A novel artifact for testing large coordinate measuring machines

We present a high-accuracy artifact useful for the evaluation of large CMMs. This artifact can be physically probed by the CMM in contrast to conventional techniques that use such purely optical methods as laser interferometers. The system can be used over large distances; for example, over 4 meters, with an uncertainty of less than one part per million. The artifact is relatively inexpensive, robust for use in reasonable industrial environments, and significantly reduces testing time over traditional step gauge measurements.

Assessing ranging errors as a function of azimuth in laser trackers and tracers

Tilt and radial error motion of a laser tracker head as it spins about the two rotation axes result in small but measurable ranging and angle errors. The laser tracer, on the other hand, measures range with respect to the center of a high quality stationary sphere. It is therefore not expected to be influenced by the radial error motions of the carriage that carries the optics and the source, but the form error of the reference sphere and possibly the eccentricity in its placement with respect to the circular path traced by the carriage will be contributors to the ranging errors. In this paper, we describe experiments to assess the magnitude of these ranging errors as a function of the azimuth angle in different laser trackers and a laser tracer.

Properties of free-standing ball bar systems

Abstract This article offers recommendations to coordinate-measuring machine (CMM) buyers, sellers, and users on the design of free-standing ball bar systems used to evaluate the volumetric performance of CMMs according to the ANSI/ASME B89.1.12M standard. These systems are more widely used today than earlier methods such as magnetic ball bars. In this article we study the general design requirements, mechanical deformations under gravity and probing forces, vibrational considerations, and thermal effects on free-standing ball bar systems. We conclude with a summary of the issues in ball bar design, which must be considered in order to maintain an artifact error budget of ∼1 μm.

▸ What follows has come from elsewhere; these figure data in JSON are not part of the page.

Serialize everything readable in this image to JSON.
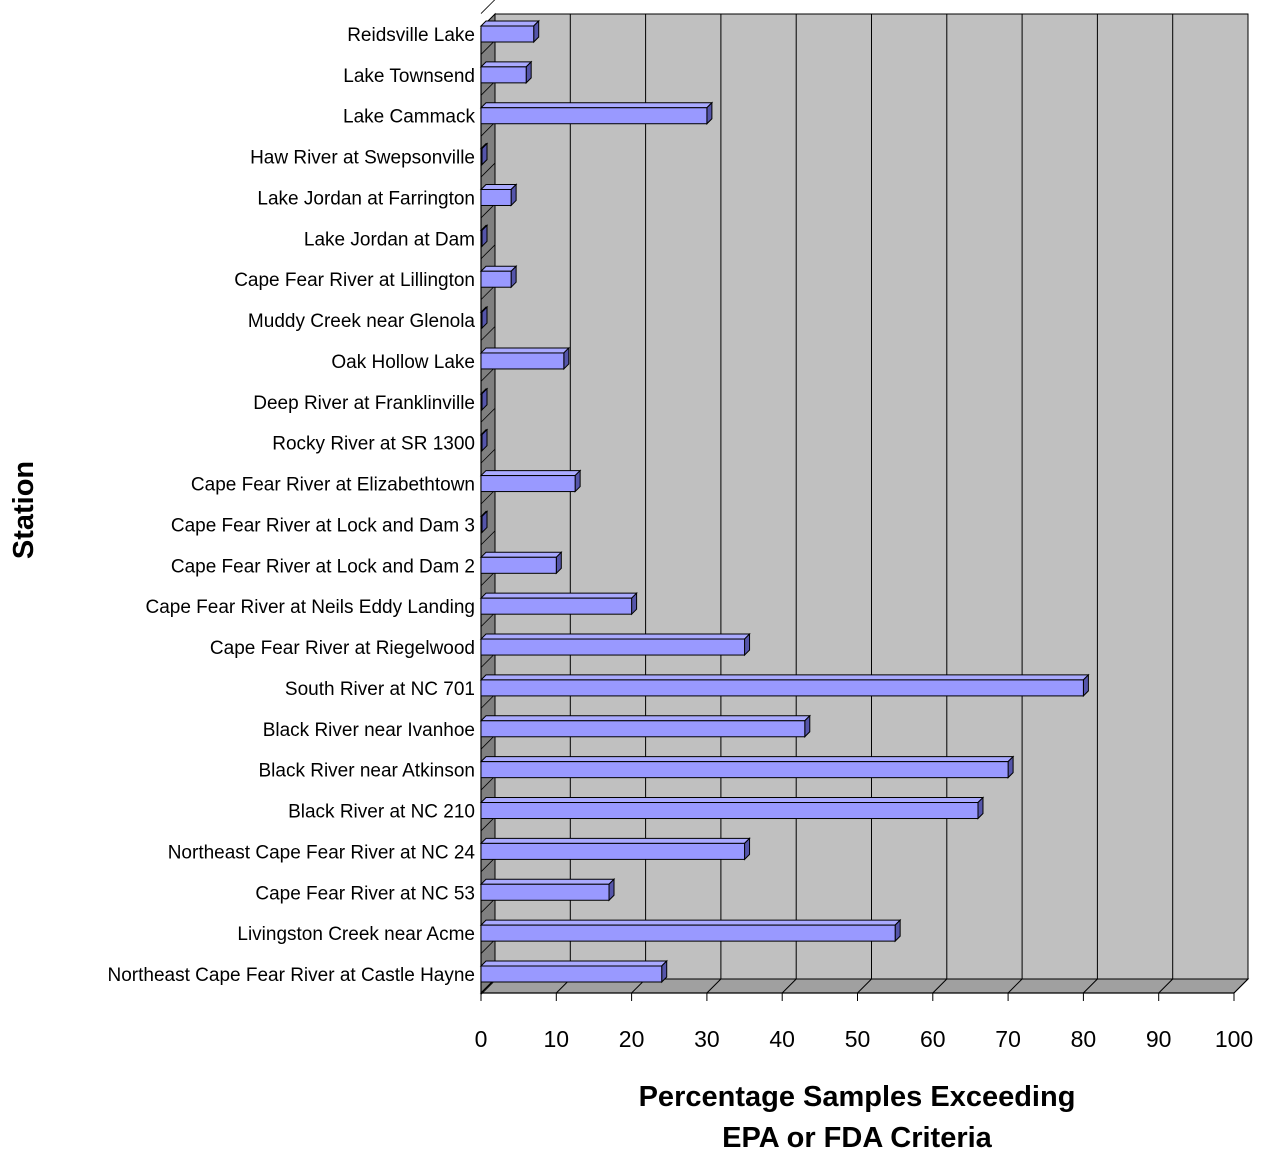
{
  "chart_data": {
    "type": "bar",
    "orientation": "horizontal",
    "three_d": true,
    "categories": [
      "Reidsville Lake",
      "Lake Townsend",
      "Lake Cammack",
      "Haw River at Swepsonville",
      "Lake Jordan at Farrington",
      "Lake Jordan at Dam",
      "Cape Fear River at Lillington",
      "Muddy Creek near Glenola",
      "Oak Hollow Lake",
      "Deep River at Franklinville",
      "Rocky River at SR 1300",
      "Cape Fear River at Elizabethtown",
      "Cape Fear River at Lock and Dam 3",
      "Cape Fear River at Lock and Dam 2",
      "Cape Fear River at Neils Eddy Landing",
      "Cape Fear River at Riegelwood",
      "South River at NC 701",
      "Black River near Ivanhoe",
      "Black River near Atkinson",
      "Black River at NC 210",
      "Northeast Cape Fear River at NC 24",
      "Cape Fear River at NC 53",
      "Livingston Creek near Acme",
      "Northeast Cape Fear River at Castle Hayne"
    ],
    "values": [
      7,
      6,
      30,
      0,
      4,
      0,
      4,
      0,
      11,
      0,
      0,
      12.5,
      0,
      10,
      20,
      35,
      80,
      43,
      70,
      66,
      35,
      17,
      55,
      24
    ],
    "xlim": [
      0,
      100
    ],
    "x_ticks": [
      "0",
      "10",
      "20",
      "30",
      "40",
      "50",
      "60",
      "70",
      "80",
      "90",
      "100"
    ],
    "ylabel": "Station",
    "xlabel_lines": [
      "Percentage Samples Exceeding",
      "EPA or FDA Criteria"
    ],
    "grid": "vertical",
    "colors": {
      "bar_face": "#9999ff",
      "bar_top": "#aaaaff",
      "bar_side": "#5555aa",
      "plot_back": "#c0c0c0",
      "plot_wall": "#808080",
      "plot_floor": "#a0a0a0",
      "grid": "#000000"
    }
  }
}
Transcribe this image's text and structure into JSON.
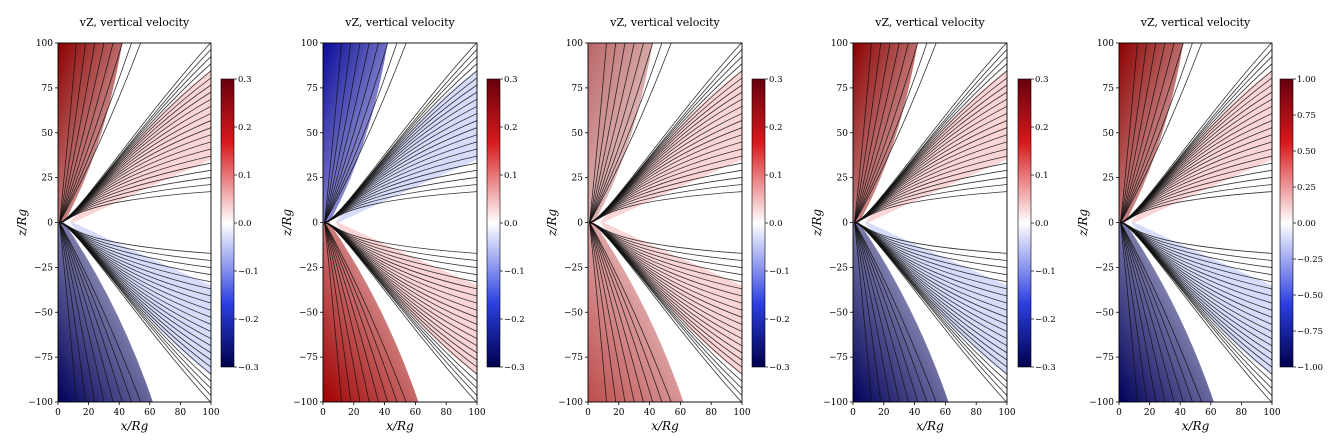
{
  "chart_data": [
    {
      "type": "heatmap",
      "title": "vZ, vertical velocity",
      "xlabel": "x/Rg",
      "ylabel": "z/Rg",
      "xlim": [
        0,
        100
      ],
      "ylim": [
        -100,
        100
      ],
      "xticks": [
        "0",
        "20",
        "40",
        "60",
        "80",
        "100"
      ],
      "yticks": [
        "100",
        "75",
        "50",
        "25",
        "0",
        "−25",
        "−50",
        "−75",
        "−100"
      ],
      "colorbar": {
        "min": -0.3,
        "max": 0.3,
        "ticks": [
          "0.3",
          "0.2",
          "0.1",
          "0.0",
          "−0.1",
          "−0.2",
          "−0.3"
        ],
        "colormap": "seismic"
      },
      "upper_sign": 1,
      "lower_sign": -1
    },
    {
      "type": "heatmap",
      "title": "vZ, vertical velocity",
      "xlabel": "x/Rg",
      "ylabel": "z/Rg",
      "xlim": [
        0,
        100
      ],
      "ylim": [
        -100,
        100
      ],
      "xticks": [
        "0",
        "20",
        "40",
        "60",
        "80",
        "100"
      ],
      "yticks": [
        "100",
        "75",
        "50",
        "25",
        "0",
        "−25",
        "−50",
        "−75",
        "−100"
      ],
      "colorbar": {
        "min": -0.3,
        "max": 0.3,
        "ticks": [
          "0.3",
          "0.2",
          "0.1",
          "0.0",
          "−0.1",
          "−0.2",
          "−0.3"
        ],
        "colormap": "seismic"
      },
      "upper_sign": -1,
      "lower_sign": 1
    },
    {
      "type": "heatmap",
      "title": "vZ, vertical velocity",
      "xlabel": "x/Rg",
      "ylabel": "z/Rg",
      "xlim": [
        0,
        100
      ],
      "ylim": [
        -100,
        100
      ],
      "xticks": [
        "0",
        "20",
        "40",
        "60",
        "80",
        "100"
      ],
      "yticks": [
        "100",
        "75",
        "50",
        "25",
        "0",
        "−25",
        "−50",
        "−75",
        "−100"
      ],
      "colorbar": {
        "min": -0.3,
        "max": 0.3,
        "ticks": [
          "0.3",
          "0.2",
          "0.1",
          "0.0",
          "−0.1",
          "−0.2",
          "−0.3"
        ],
        "colormap": "seismic"
      },
      "upper_sign": 0.6,
      "lower_sign": 0.7
    },
    {
      "type": "heatmap",
      "title": "vZ, vertical velocity",
      "xlabel": "x/Rg",
      "ylabel": "z/Rg",
      "xlim": [
        0,
        100
      ],
      "ylim": [
        -100,
        100
      ],
      "xticks": [
        "0",
        "20",
        "40",
        "60",
        "80",
        "100"
      ],
      "yticks": [
        "100",
        "75",
        "50",
        "25",
        "0",
        "−25",
        "−50",
        "−75",
        "−100"
      ],
      "colorbar": {
        "min": -0.3,
        "max": 0.3,
        "ticks": [
          "0.3",
          "0.2",
          "0.1",
          "0.0",
          "−0.1",
          "−0.2",
          "−0.3"
        ],
        "colormap": "seismic"
      },
      "upper_sign": 1,
      "lower_sign": -1
    },
    {
      "type": "heatmap",
      "title": "vZ, vertical velocity",
      "xlabel": "x/Rg",
      "ylabel": "z/Rg",
      "xlim": [
        0,
        100
      ],
      "ylim": [
        -100,
        100
      ],
      "xticks": [
        "0",
        "20",
        "40",
        "60",
        "80",
        "100"
      ],
      "yticks": [
        "100",
        "75",
        "50",
        "25",
        "0",
        "−25",
        "−50",
        "−75",
        "−100"
      ],
      "colorbar": {
        "min": -1.0,
        "max": 1.0,
        "ticks": [
          "1.00",
          "0.75",
          "0.50",
          "0.25",
          "0.00",
          "−0.25",
          "−0.50",
          "−0.75",
          "−1.00"
        ],
        "colormap": "seismic"
      },
      "upper_sign": 1,
      "lower_sign": -1
    }
  ]
}
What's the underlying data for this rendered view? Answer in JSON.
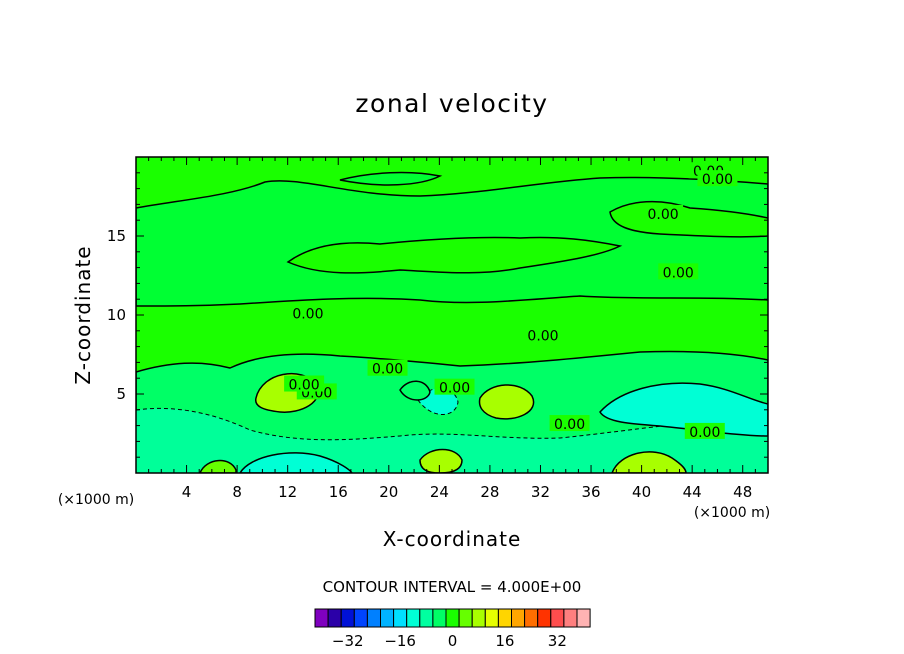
{
  "chart_data": {
    "type": "contour",
    "title": "zonal velocity",
    "xlabel": "X-coordinate",
    "ylabel": "Z-coordinate",
    "x_unit_left": "(×1000 m)",
    "x_unit_right": "(×1000 m)",
    "xlim": [
      0,
      50
    ],
    "ylim": [
      0,
      20
    ],
    "x_ticks": [
      4,
      8,
      12,
      16,
      20,
      24,
      28,
      32,
      36,
      40,
      44,
      48
    ],
    "y_ticks": [
      5,
      10,
      15
    ],
    "contour_interval_text": "CONTOUR INTERVAL = 4.000E+00",
    "contour_label": "0.00",
    "colorbar": {
      "ticks": [
        -32,
        -16,
        0,
        16,
        32
      ],
      "tick_labels": [
        "−32",
        "−16",
        "0",
        "16",
        "32"
      ],
      "colors": [
        "#7f00bf",
        "#2b00a8",
        "#0011d6",
        "#0044ff",
        "#0080ff",
        "#00b3ff",
        "#00e0ff",
        "#00ffd5",
        "#00ffa0",
        "#00ff66",
        "#1aff00",
        "#66ff00",
        "#a8ff00",
        "#e6ff00",
        "#ffd500",
        "#ffa600",
        "#ff6e00",
        "#ff3300",
        "#ff4d4d",
        "#ff7f7f",
        "#ffb3b3"
      ]
    }
  }
}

Performance evaluation of laser trackers

The American Society for Mechanical Engineers (ASME) recently released the ASME B89.4.19 Standard [1] on performance evaluation of spherical coordinate instruments such as laser trackers. At the National Institute of Standards and Technology (NIST), we can perform the complete set of tests described in the Standard, and have done so for a variety of laser trackers. We outline the tests described in the Standard, discuss our capabilities at the large-scale coordinate metrology group, and present results from B89.4.19 tests conducted on a few trackers. We also outline an analysis approach that may be used to evaluate the sensitivity of any measurement, including the tests described in the B89.4.19 Standard, to different geometric misalignments in trackers. We discuss how this approach may be useful in determining optimal placement of reference lengths to be most sensitive to different geometric misalignments.